Big Data is a concept that refers to the enormous increase in access to and automated use of information. It refers to the gigantic amounts of digital data controlled by companies, authorities and other large organisations, which are subjected to extensive analysis based on the use of algorithms. 

The use of Big Data challenges key privacy principles. 

Some individuals therefore claim that the current privacy legislation must be adapted to a new reality. The Data Protection Authority does not share this opinion. At a time when ever-increasing amounts of information are collected about us, it is more important than ever to safeguard fundamental principles of privacy. The principles constitute our guarantee that we will not be subject to extensive profiling in an ever-increasing array of new contexts.

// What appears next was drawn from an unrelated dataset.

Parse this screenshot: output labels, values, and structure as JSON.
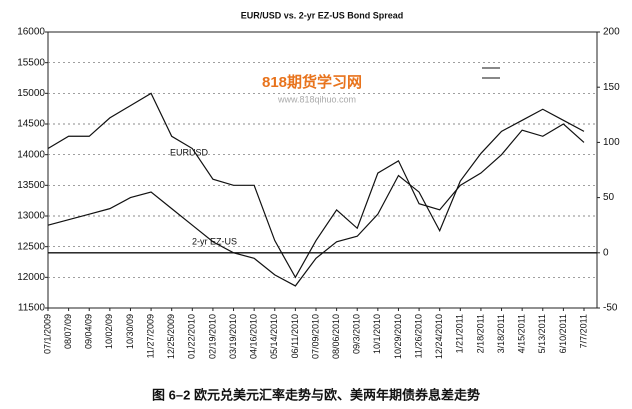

Big Data can be used for many good and socially beneficial purposes. Analytic techniques are used to analyse anonymised data in order to identify and predict trends and correlations. The use of anonymised data does not in principle challenge privacy protection. However, Big Data can also be used such that it affects individuals directly. In this report, we highlight ten key privacy challenges related to Big Data.

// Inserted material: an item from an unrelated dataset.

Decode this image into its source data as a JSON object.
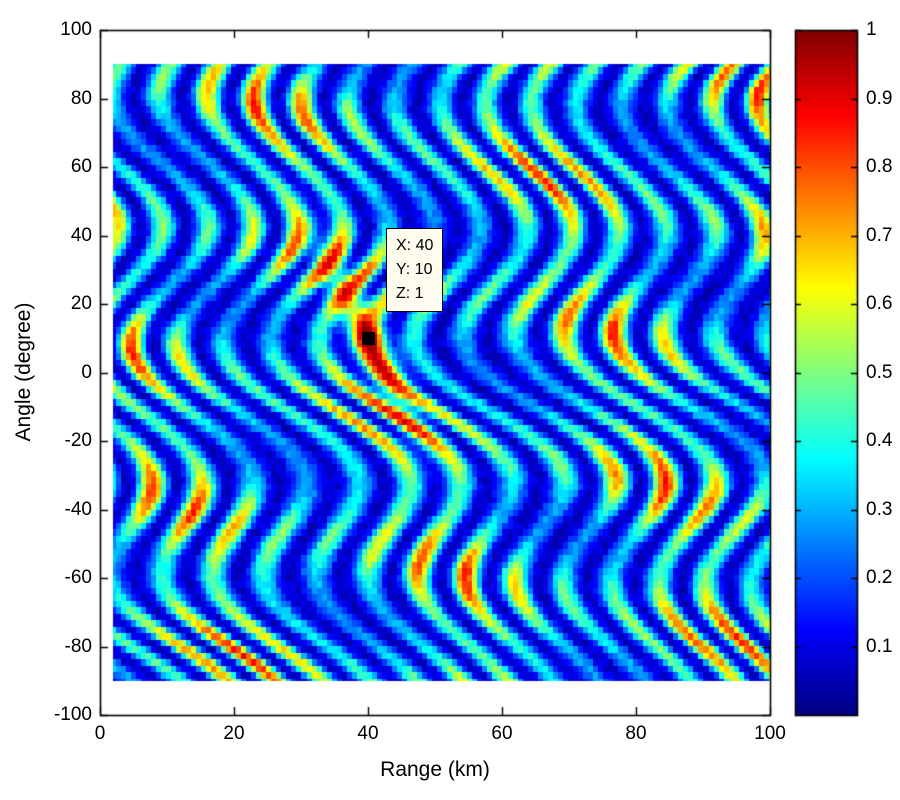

Even though Big Data raises a number of privacy challenges, it is possible to make use of this type of analysis and respect the privacy of individuals at the same time. In this report, we will be making the following recommendations, among others:

  • As a rule, the processing of personal data should be based on consent. If it is not possible or desirable to use consent, the information should be anonymised.
  • Good routines for the anonymisation and de-identification of information are of major importance. This will contribute to reducing the risk of re-identification.
  • Big Data should be used in accordance with the principles of data protection by design.
  • Enterprises that use Big Data must be open about how they process the personal data they collect. This means giving the individual access to the decision-making criteria (algorithms) used as the basis for developing profiles, and to the sources from which the information is retrieved, among other things.
  • Individuals should be given an opportunity to have all the data about them that the enterprise possesses disclosed to them in a user-friendly format. Data portability will prevent customers from becoming locked into services that have unacceptable terms and conditions.